| (F25) have been struggling lately and I'm looking for some outside perspective. My boyfriend (M25) is currently in another country for school. I visited him a while back, but I haven't seen him in 4 months, and we still have 2 more to go. The distance is really starting to take its toll, and it's making me question everything.
We are usually good at talking about emotions, but lately, I feel like he gets annoyed with me much faster than he used to. He doesn’t want to call that often anymore, and when we do it’s quit short. Also when texting I feel like he takes way longer to respond. This triggers a cycle for me, I tend to go quiet when I'm sad or hurt.
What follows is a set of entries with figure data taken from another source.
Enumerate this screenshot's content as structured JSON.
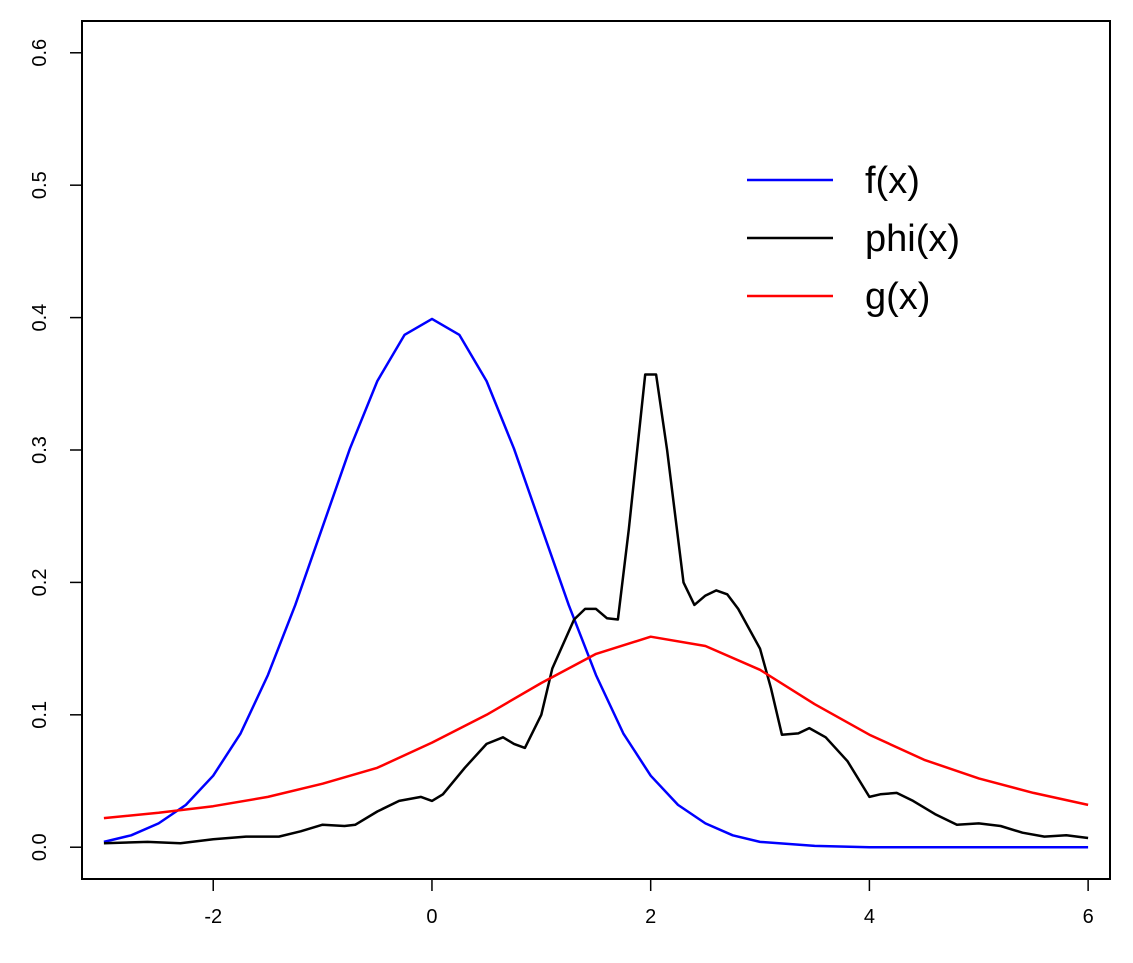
{
  "chart_data": {
    "type": "line",
    "title": "",
    "xlabel": "",
    "ylabel": "",
    "xlim": [
      -3.2,
      6.2
    ],
    "ylim": [
      -0.024,
      0.624
    ],
    "x_ticks": [
      -2,
      0,
      2,
      4,
      6
    ],
    "x_tick_labels": [
      "-2",
      "0",
      "2",
      "4",
      "6"
    ],
    "y_ticks": [
      0.0,
      0.1,
      0.2,
      0.3,
      0.4,
      0.5,
      0.6
    ],
    "y_tick_labels": [
      "0.0",
      "0.1",
      "0.2",
      "0.3",
      "0.4",
      "0.5",
      "0.6"
    ],
    "grid": false,
    "legend_position": "top-right",
    "series": [
      {
        "name": "f(x)",
        "color": "#0000ff",
        "points": [
          [
            -3.0,
            0.004
          ],
          [
            -2.75,
            0.009
          ],
          [
            -2.5,
            0.018
          ],
          [
            -2.25,
            0.032
          ],
          [
            -2.0,
            0.054
          ],
          [
            -1.75,
            0.086
          ],
          [
            -1.5,
            0.13
          ],
          [
            -1.25,
            0.183
          ],
          [
            -1.0,
            0.242
          ],
          [
            -0.75,
            0.301
          ],
          [
            -0.5,
            0.352
          ],
          [
            -0.25,
            0.387
          ],
          [
            0.0,
            0.399
          ],
          [
            0.25,
            0.387
          ],
          [
            0.5,
            0.352
          ],
          [
            0.75,
            0.301
          ],
          [
            1.0,
            0.242
          ],
          [
            1.25,
            0.183
          ],
          [
            1.5,
            0.13
          ],
          [
            1.75,
            0.086
          ],
          [
            2.0,
            0.054
          ],
          [
            2.25,
            0.032
          ],
          [
            2.5,
            0.018
          ],
          [
            2.75,
            0.009
          ],
          [
            3.0,
            0.004
          ],
          [
            3.5,
            0.001
          ],
          [
            4.0,
            0.0
          ],
          [
            5.0,
            0.0
          ],
          [
            6.0,
            0.0
          ]
        ]
      },
      {
        "name": "phi(x)",
        "color": "#000000",
        "points": [
          [
            -3.0,
            0.003
          ],
          [
            -2.6,
            0.004
          ],
          [
            -2.3,
            0.003
          ],
          [
            -2.0,
            0.006
          ],
          [
            -1.7,
            0.008
          ],
          [
            -1.4,
            0.008
          ],
          [
            -1.2,
            0.012
          ],
          [
            -1.0,
            0.017
          ],
          [
            -0.8,
            0.016
          ],
          [
            -0.7,
            0.017
          ],
          [
            -0.5,
            0.027
          ],
          [
            -0.3,
            0.035
          ],
          [
            -0.1,
            0.038
          ],
          [
            0.0,
            0.035
          ],
          [
            0.1,
            0.04
          ],
          [
            0.3,
            0.06
          ],
          [
            0.5,
            0.078
          ],
          [
            0.65,
            0.083
          ],
          [
            0.75,
            0.078
          ],
          [
            0.85,
            0.075
          ],
          [
            1.0,
            0.1
          ],
          [
            1.1,
            0.135
          ],
          [
            1.3,
            0.172
          ],
          [
            1.4,
            0.18
          ],
          [
            1.5,
            0.18
          ],
          [
            1.6,
            0.173
          ],
          [
            1.7,
            0.172
          ],
          [
            1.8,
            0.24
          ],
          [
            1.95,
            0.357
          ],
          [
            2.05,
            0.357
          ],
          [
            2.15,
            0.3
          ],
          [
            2.3,
            0.2
          ],
          [
            2.4,
            0.183
          ],
          [
            2.5,
            0.19
          ],
          [
            2.6,
            0.194
          ],
          [
            2.7,
            0.191
          ],
          [
            2.8,
            0.18
          ],
          [
            3.0,
            0.15
          ],
          [
            3.1,
            0.12
          ],
          [
            3.2,
            0.085
          ],
          [
            3.35,
            0.086
          ],
          [
            3.45,
            0.09
          ],
          [
            3.6,
            0.083
          ],
          [
            3.8,
            0.065
          ],
          [
            4.0,
            0.038
          ],
          [
            4.1,
            0.04
          ],
          [
            4.25,
            0.041
          ],
          [
            4.4,
            0.035
          ],
          [
            4.6,
            0.025
          ],
          [
            4.8,
            0.017
          ],
          [
            5.0,
            0.018
          ],
          [
            5.2,
            0.016
          ],
          [
            5.4,
            0.011
          ],
          [
            5.6,
            0.008
          ],
          [
            5.8,
            0.009
          ],
          [
            6.0,
            0.007
          ]
        ]
      },
      {
        "name": "g(x)",
        "color": "#ff0000",
        "points": [
          [
            -3.0,
            0.022
          ],
          [
            -2.5,
            0.026
          ],
          [
            -2.0,
            0.031
          ],
          [
            -1.5,
            0.038
          ],
          [
            -1.0,
            0.048
          ],
          [
            -0.5,
            0.06
          ],
          [
            0.0,
            0.079
          ],
          [
            0.5,
            0.1
          ],
          [
            1.0,
            0.124
          ],
          [
            1.5,
            0.146
          ],
          [
            2.0,
            0.159
          ],
          [
            2.5,
            0.152
          ],
          [
            3.0,
            0.134
          ],
          [
            3.5,
            0.108
          ],
          [
            4.0,
            0.085
          ],
          [
            4.5,
            0.066
          ],
          [
            5.0,
            0.052
          ],
          [
            5.5,
            0.041
          ],
          [
            6.0,
            0.032
          ]
        ]
      }
    ]
  }
}
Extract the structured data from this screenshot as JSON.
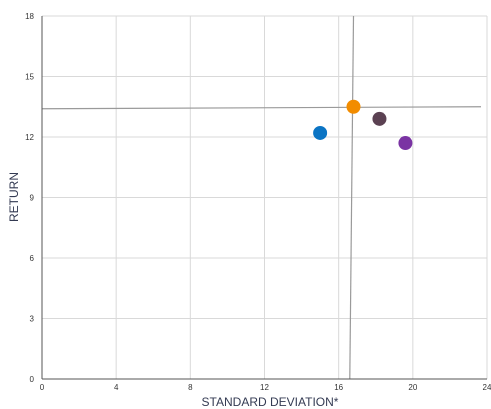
{
  "chart_data": {
    "type": "scatter",
    "title": "",
    "xlabel": "STANDARD DEVIATION*",
    "ylabel": "RETURN",
    "xlim": [
      0,
      24
    ],
    "ylim": [
      0,
      18
    ],
    "x_ticks": [
      0,
      4,
      8,
      12,
      16,
      20,
      24
    ],
    "y_ticks": [
      0,
      3,
      6,
      9,
      12,
      15,
      18
    ],
    "grid": true,
    "legend": "none",
    "points": [
      {
        "x": 15.0,
        "y": 12.2,
        "color": "#0b74c4"
      },
      {
        "x": 16.8,
        "y": 13.5,
        "color": "#f28c00"
      },
      {
        "x": 18.2,
        "y": 12.9,
        "color": "#5b4152"
      },
      {
        "x": 19.6,
        "y": 11.7,
        "color": "#7a33a3"
      }
    ],
    "reference_lines": {
      "vertical": {
        "x1": 16.8,
        "x2": 16.6
      },
      "horizontal": {
        "y1": 13.4,
        "y2": 13.5
      },
      "color": "#9a9a9a"
    },
    "colors": {
      "grid": "#d9d9d9",
      "axis": "#555555",
      "tick_text": "#333333",
      "axis_title": "#333a52"
    }
  }
}
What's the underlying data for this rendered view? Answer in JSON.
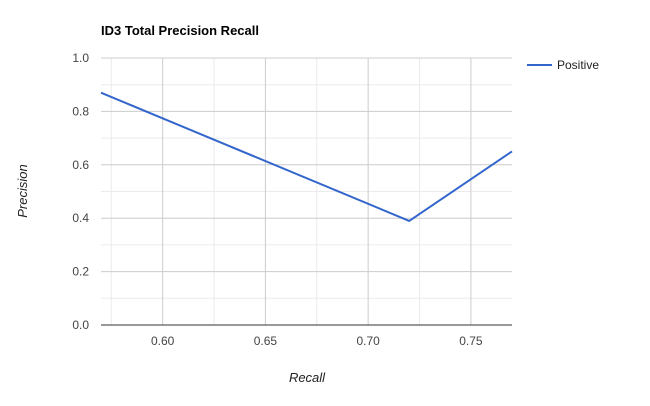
{
  "chart_data": {
    "type": "line",
    "title": "ID3 Total Precision Recall",
    "xlabel": "Recall",
    "ylabel": "Precision",
    "xlim": [
      0.57,
      0.77
    ],
    "ylim": [
      0.0,
      1.0
    ],
    "x_ticks": [
      0.6,
      0.65,
      0.7,
      0.75
    ],
    "x_tick_labels": [
      "0.60",
      "0.65",
      "0.70",
      "0.75"
    ],
    "y_ticks": [
      0.0,
      0.2,
      0.4,
      0.6,
      0.8,
      1.0
    ],
    "y_tick_labels": [
      "0.0",
      "0.2",
      "0.4",
      "0.6",
      "0.8",
      "1.0"
    ],
    "grid": true,
    "legend_position": "right",
    "series": [
      {
        "name": "Positive",
        "color": "#3366cc",
        "points": [
          {
            "x": 0.57,
            "y": 0.87
          },
          {
            "x": 0.72,
            "y": 0.39
          },
          {
            "x": 0.77,
            "y": 0.65
          }
        ]
      }
    ]
  }
}
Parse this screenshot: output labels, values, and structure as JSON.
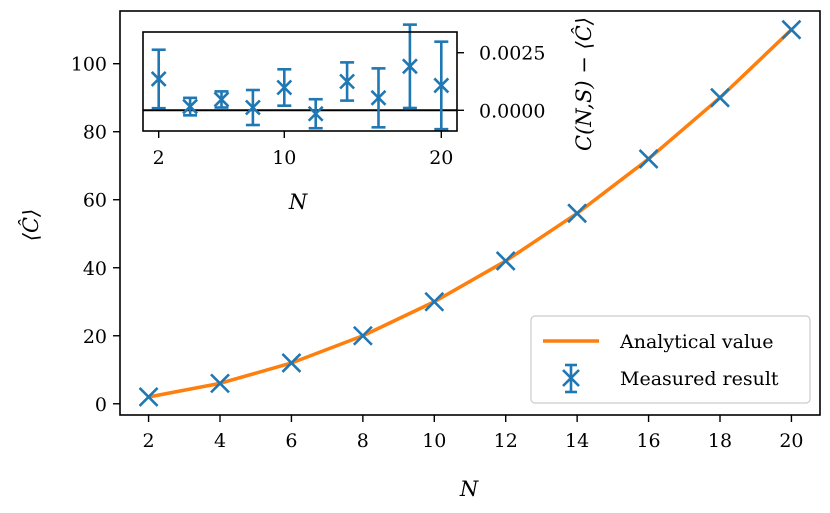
{
  "chart_data": [
    {
      "type": "line",
      "title": "",
      "xlabel": "N",
      "ylabel": "⟨Ĉ⟩",
      "xlim": [
        1.2,
        20.8
      ],
      "ylim": [
        -3.3,
        115.5
      ],
      "grid": false,
      "xticks": [
        2,
        4,
        6,
        8,
        10,
        12,
        14,
        16,
        18,
        20
      ],
      "yticks": [
        0,
        20,
        40,
        60,
        80,
        100
      ],
      "x": [
        2,
        4,
        6,
        8,
        10,
        12,
        14,
        16,
        18,
        20
      ],
      "series": [
        {
          "name": "Analytical value",
          "kind": "line",
          "color": "#ff7f0e",
          "values": [
            2,
            6,
            12,
            20,
            30,
            42,
            56,
            72,
            90,
            110
          ]
        },
        {
          "name": "Measured result",
          "kind": "errorbar",
          "color": "#1f77b4",
          "values": [
            2,
            6,
            12,
            20,
            30,
            42,
            56,
            72,
            90,
            110
          ]
        }
      ],
      "legend": {
        "placement": "bottom-right",
        "entries": [
          "Analytical value",
          "Measured result"
        ]
      }
    },
    {
      "type": "scatter",
      "title": "",
      "xlabel": "N",
      "ylabel": "C(N,S) − ⟨Ĉ⟩",
      "xlim": [
        1.0,
        21.0
      ],
      "ylim": [
        -0.0009,
        0.0034
      ],
      "xticks": [
        2,
        10,
        20
      ],
      "yticks": [
        0.0,
        0.0025
      ],
      "ytick_labels": [
        "0.0000",
        "0.0025"
      ],
      "reference_line": 0,
      "x": [
        2,
        4,
        6,
        8,
        10,
        12,
        14,
        16,
        18,
        20
      ],
      "series": [
        {
          "name": "Measured result",
          "color": "#1f77b4",
          "values": [
            0.00136,
            0.00016,
            0.00047,
            0.00012,
            0.00099,
            -0.00015,
            0.00125,
            0.00054,
            0.00191,
            0.00108
          ],
          "errors": [
            0.00127,
            0.00038,
            0.00035,
            0.00076,
            0.00079,
            0.00063,
            0.00083,
            0.00128,
            0.00181,
            0.0019
          ]
        }
      ]
    }
  ]
}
I eventually communicate the same day when we call and tell him how I feel, but the "annoyance" I sense from him makes me feel like a burden. I can't tell it I'm overthinking his reactions or if he's actually losing patience with me.
Even when he comes back, the situation isn't ideal. He's going to be working a lot, and I'm worried we still won't get quality time together. One of my biggest frustrations is that I feel like I'm the one who has to initiate plans or ask for time. The confusing part is that when we are physically together, everything is great. He plans things, and the connection feels real and easy. But as soon as we are apart, that version of him seems to vanish.
I feel incredibly guilty even thinking about breaking up. I keep telling myself to wait until he's back to see how it goes, but I'm finding it increasingly difficult to visualize a long-term future given this current cycle. I would appreciate perspective on how to communicate this 'mental load' frustration without it coming across as a burden, and how to tell if this is just 'distance fatigue' or a fundamental compatibility issue. Has anyone else experienced a partner who is great in person but 'vanishes' emotionally when apart?
TLDR: LDR boyfriend is away for school. I feel like the mental load of planning and the emotional distance is becoming too much, but things are great when we are physically together.